The forum was set to only show threads from the last month, I've switched it up to 2 months.


----------



## Lazy Llama (Mar 31, 2011)

Ear Inn thread is at - http://www.urban75.net/vbulletin/th...YC-and-a-Nunhead-connection?highlight=Ear+Inn


----------



## petee (Mar 31, 2011)

oh


----------



## FridgeMagnet (Mar 31, 2011)

petee said:


> "Sorry - no matches.
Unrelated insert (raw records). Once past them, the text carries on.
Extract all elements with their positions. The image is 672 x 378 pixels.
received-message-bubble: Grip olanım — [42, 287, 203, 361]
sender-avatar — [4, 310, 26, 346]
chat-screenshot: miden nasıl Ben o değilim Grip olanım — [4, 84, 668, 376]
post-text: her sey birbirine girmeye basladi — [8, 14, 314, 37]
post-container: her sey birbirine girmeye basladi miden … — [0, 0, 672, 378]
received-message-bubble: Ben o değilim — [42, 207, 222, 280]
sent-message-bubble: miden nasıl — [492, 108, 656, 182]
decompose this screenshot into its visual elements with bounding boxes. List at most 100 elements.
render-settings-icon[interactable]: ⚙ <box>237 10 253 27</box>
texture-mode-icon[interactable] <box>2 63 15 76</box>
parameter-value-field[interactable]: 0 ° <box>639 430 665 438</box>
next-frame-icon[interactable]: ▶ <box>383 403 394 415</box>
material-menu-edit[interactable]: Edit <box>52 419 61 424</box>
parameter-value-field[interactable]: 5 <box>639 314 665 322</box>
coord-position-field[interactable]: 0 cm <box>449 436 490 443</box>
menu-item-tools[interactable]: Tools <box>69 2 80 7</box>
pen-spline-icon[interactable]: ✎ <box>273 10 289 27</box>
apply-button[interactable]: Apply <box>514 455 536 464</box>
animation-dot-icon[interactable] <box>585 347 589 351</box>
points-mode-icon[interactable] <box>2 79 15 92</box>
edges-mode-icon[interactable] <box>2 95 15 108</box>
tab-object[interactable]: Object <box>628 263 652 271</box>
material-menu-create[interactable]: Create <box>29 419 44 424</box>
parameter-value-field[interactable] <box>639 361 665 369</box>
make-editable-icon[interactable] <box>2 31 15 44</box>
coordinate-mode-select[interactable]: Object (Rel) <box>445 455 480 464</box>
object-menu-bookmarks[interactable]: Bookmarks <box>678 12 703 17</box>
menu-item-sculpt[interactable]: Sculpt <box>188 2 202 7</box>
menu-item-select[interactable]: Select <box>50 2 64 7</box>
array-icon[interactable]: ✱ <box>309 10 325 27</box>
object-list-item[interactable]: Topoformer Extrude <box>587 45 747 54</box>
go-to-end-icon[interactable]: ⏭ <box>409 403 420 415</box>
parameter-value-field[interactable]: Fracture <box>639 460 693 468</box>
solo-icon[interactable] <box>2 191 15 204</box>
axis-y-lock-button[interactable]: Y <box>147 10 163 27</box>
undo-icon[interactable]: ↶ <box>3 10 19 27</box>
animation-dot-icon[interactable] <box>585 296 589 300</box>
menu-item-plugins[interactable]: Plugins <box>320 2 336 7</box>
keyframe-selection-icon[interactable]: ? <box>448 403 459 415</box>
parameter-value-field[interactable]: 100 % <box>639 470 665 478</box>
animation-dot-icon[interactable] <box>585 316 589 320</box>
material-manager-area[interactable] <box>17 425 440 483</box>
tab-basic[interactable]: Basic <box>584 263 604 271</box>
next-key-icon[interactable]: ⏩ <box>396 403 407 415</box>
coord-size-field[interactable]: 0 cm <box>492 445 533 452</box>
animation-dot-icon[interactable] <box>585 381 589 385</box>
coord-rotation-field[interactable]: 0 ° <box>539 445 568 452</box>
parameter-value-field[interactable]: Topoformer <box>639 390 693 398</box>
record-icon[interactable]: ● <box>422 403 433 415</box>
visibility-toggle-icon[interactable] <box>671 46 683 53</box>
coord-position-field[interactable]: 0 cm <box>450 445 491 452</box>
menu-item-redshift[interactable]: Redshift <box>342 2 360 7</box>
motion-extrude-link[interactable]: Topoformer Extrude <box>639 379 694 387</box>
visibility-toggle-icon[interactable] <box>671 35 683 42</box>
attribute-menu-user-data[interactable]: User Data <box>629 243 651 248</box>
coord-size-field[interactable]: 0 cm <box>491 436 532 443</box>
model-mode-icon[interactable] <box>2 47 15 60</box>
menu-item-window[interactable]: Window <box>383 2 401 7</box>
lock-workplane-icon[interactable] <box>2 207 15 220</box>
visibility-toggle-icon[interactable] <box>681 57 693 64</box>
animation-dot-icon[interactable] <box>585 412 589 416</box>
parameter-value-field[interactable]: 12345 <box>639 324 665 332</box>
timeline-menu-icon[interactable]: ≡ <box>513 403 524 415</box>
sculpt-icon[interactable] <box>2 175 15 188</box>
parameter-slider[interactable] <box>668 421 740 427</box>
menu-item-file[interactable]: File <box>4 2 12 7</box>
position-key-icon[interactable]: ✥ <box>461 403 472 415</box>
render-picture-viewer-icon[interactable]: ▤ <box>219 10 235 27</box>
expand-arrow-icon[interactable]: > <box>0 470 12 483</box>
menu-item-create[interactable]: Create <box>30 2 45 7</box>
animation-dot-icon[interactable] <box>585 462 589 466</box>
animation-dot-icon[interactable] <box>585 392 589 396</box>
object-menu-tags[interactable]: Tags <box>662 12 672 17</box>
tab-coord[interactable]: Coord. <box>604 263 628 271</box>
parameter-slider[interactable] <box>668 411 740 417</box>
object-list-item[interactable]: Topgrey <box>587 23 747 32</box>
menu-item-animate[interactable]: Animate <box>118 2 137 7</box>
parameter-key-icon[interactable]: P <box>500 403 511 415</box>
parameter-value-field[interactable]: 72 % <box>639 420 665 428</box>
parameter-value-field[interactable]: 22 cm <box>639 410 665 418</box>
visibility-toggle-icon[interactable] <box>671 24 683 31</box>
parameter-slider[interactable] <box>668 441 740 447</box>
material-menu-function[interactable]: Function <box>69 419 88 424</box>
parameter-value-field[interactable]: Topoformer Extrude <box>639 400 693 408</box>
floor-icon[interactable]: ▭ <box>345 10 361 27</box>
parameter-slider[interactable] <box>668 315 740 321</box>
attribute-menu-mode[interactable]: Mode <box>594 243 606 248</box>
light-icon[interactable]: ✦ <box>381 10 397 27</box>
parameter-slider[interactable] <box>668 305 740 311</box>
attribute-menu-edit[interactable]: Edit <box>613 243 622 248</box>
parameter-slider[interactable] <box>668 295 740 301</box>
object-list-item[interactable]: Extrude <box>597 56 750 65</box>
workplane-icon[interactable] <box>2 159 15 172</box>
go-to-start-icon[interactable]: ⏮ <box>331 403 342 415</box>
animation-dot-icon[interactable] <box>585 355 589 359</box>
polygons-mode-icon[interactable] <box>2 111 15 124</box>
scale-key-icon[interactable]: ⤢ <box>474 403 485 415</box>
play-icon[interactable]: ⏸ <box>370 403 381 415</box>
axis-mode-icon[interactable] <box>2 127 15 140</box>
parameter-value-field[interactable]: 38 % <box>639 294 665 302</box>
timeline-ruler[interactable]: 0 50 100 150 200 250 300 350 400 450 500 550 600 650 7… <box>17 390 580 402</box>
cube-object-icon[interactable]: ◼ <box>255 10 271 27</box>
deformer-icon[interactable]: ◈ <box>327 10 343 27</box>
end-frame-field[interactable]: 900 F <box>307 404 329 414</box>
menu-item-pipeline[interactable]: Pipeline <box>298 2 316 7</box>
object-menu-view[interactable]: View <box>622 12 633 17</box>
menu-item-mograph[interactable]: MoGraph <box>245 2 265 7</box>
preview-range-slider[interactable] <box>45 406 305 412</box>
Please try some different terms."


 
oh, that was the search results, didn't mean that

this one - http://www.urban75.net/vbulletin/th...YC-and-a-Nunhead-connection?highlight=ear+inn which was the result of the search.


----------



## petee (Mar 31, 2011)

Lazy Llama said:


> Ear Inn thread is at - http://www.urban75.net/vbulletin/th...YC-and-a-Nunhead-connection?highlight=Ear+Inn


thanks! but that's still listed in the breadcrumbs as being under "New York/US"

HOLD ON i see the list is changed now


----------



## FridgeMagnet (Mar 31, 2011)

it *is* in the New York/US forum  why should it not be?


----------



## Lazy Llama (Mar 31, 2011)

Yeah, it is.

Reload the forum home page at http://www.urban75.net/vbulletin/forums/41-New-York-US and it's the 8th thread down


----------



## petee (Mar 31, 2011)

Lazy Llama said:


> Yeah, it is.
> 
> Reload the forum home page at http://www.urban75.net/vbulletin/forums/41-New-York-US and it's the 8th thread down



right i just did that.
my original post was prompted because there were only 3 threads in the section, now that's been changed by mr/ms llama.


----------



## editor (Mar 31, 2011)

Lazy Llama said:


> The forum was set to only show threads from the last month, I've switched it up to 2 months.


Might be worth making that longer seeing as it's one of the quieter forums.


----------



## Lazy Llama (Mar 31, 2011)

editor said:


> Might be worth making that longer seeing as it's one of the quieter forums.


Good idea, I've made it a year.


----------



## petee (Mar 31, 2011)

boy, you complain around here and you get service. i like it.


----------